Kpassagnon eventually got other offers from colleges, but he honored the commitment he made to the team that first gave him an opportunity, Villanova. He redshirted his first year at Villanova and spent some time working on the offensive side of the ball as a tight end due to some injuries, but moved over to the defensive side that next fall.

“His story of kind of how he came from just a guy in the gym to a second-round draft pick, you don’t see that very often,” Donahoe added.

It took some time for Kpassagnon, who dedicated himself to the weight room and constructed his body into something that can only be considered man-child-like, to get a feel for the defensive line.

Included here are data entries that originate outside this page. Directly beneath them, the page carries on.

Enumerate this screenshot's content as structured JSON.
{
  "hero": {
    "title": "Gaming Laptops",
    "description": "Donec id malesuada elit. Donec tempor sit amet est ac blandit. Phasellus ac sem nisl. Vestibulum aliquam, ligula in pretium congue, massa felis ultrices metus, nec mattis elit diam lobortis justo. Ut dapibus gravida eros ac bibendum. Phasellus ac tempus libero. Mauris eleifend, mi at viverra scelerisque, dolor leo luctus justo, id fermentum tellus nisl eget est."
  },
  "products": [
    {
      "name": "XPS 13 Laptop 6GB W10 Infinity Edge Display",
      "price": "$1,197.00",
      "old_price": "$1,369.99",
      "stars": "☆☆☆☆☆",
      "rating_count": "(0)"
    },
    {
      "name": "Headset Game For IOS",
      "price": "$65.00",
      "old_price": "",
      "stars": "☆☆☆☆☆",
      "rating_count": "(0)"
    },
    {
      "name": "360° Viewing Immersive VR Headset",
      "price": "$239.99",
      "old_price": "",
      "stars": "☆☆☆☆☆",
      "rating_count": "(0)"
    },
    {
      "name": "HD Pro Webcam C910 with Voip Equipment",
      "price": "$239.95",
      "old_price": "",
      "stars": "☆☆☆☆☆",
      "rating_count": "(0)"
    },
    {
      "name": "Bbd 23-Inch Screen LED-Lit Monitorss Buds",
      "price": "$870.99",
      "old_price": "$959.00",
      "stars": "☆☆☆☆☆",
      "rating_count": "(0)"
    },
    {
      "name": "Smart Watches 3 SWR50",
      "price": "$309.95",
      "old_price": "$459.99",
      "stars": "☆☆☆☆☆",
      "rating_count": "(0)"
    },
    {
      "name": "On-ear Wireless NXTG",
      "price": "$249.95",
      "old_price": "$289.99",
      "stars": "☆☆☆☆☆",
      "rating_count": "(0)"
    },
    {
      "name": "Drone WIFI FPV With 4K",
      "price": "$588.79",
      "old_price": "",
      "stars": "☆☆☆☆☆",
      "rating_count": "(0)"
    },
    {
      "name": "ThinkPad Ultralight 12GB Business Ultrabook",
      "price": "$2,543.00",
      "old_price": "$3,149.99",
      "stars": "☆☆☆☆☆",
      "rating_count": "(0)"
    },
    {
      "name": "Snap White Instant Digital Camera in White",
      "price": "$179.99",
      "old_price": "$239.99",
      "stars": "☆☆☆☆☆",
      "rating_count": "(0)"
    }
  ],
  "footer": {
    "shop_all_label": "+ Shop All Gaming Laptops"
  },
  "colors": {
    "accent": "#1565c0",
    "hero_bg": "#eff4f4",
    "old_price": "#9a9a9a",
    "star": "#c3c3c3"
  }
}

He gained 40 pounds of muscle from when he first arrived at Villanova to when he was drafted.

Once he got a feel for the position, Kpassagnon was a man amongst boys at Villanova, finishing his senior year as an FCS All-American who ranked sixth nationally with 21.5 tackles for loss, and tied for fifth in the country with 11 sacks. He was also the Colonial Athletic Association Conference’s 2016 Defensive Player of the Year.

“There has to be some domination,” Donahoe explained of taking a player in the second round from an FCS school. “He has a stand out when you watch him. There are guys you want to like but maybe the speed isn’t there, or the size isn’t there, but obviously, this kid had everything you want before you even put on the tape.

“He’s only really had two full years of playing defensive line, and he’s produced.”

Donahoe attended three of Kpassagnon’s games last fall, including games against Pittsburgh and Albany, when Kpassagnon combined to make eight tackles, including four for loss, 1.5 sacks, and even blocked a field goal attempt.

The performances in these games backed up the athlete Donahoe recalled seeing at their fall camp last August when the strength coach at Villanova came over to the scouts to introduce them to Kpassagnon for the first time.

The strength coach asked Kpassagnon to do a broad jump for scouts right then and there.

“It was probably over nine feet,” Donahoe recalled. “It was like, ‘OK, this guy might test alright.’”

Still, even with all the size, strength and dominance at that level, there was plenty of due diligence required for a player who was grading out that high.

“You want to be sure, especially with guys at the lower levels, or guys who haven’t played a lot,” Donahoe explained. “But everyone I talked to said this kid loves working out, loves practicing, loves everything that goes along with it.

“The staff at Villanova is also very honest and open, so that’s one thing—you have to trust that they’re telling you the right thing.”

As far as what the Chiefs are getting with Kpassagnon right now, Donahoe, who is in his third year with the Chiefs and has now had back-to-back drafts with defensive players in his area taken (Dadi Nicolas, Virginia Tech, 2016), broke down what stands out about Kpassagnon as a player.

“His ability to get off the football at his size, just because he’s such a big guy—you don’t see it a lot with those guys,” he explained. “He’ll make plays out on the edge; he’ll make plays hustling backside. It’s just nonstop effort, which you like in those big guys. As long as they have that motor and they’re willing to learn, willing to do anything that’s asked, they’re most likely going to succeed.

“I also think there’s versatility with him, which is nice. Especially now with these offenses in sub-packages so much of the time anyways, guys who can rush from the defensive line at 3-tech are valuable.”

Chiefs general manager John Dorsey said he believes Kpassagnon could stand to gain about 10 pounds and get near the 300-pound mark.

“I can envision him kicking down to the [3‐ technique] in passing situations and doing what Justin Tuck used to do for the Giants when he would kick down to disrupt the passer,” Dorsey explained. “I am not comparing him, but I am just saying, use him in that type of scheme.”

For the player who spent his high school summers attending business conferences and not summer football camps…

And for the player who was serendipitously discovered in a high school gym and who double-majored in finance and accounting at Villanova with a 3.2 GPA…

And for the player who transformed his body and developed a love for the game that allowed him to dominate and become an All-American last season …

“It’ll be very interesting to see what happens when it’s just football.”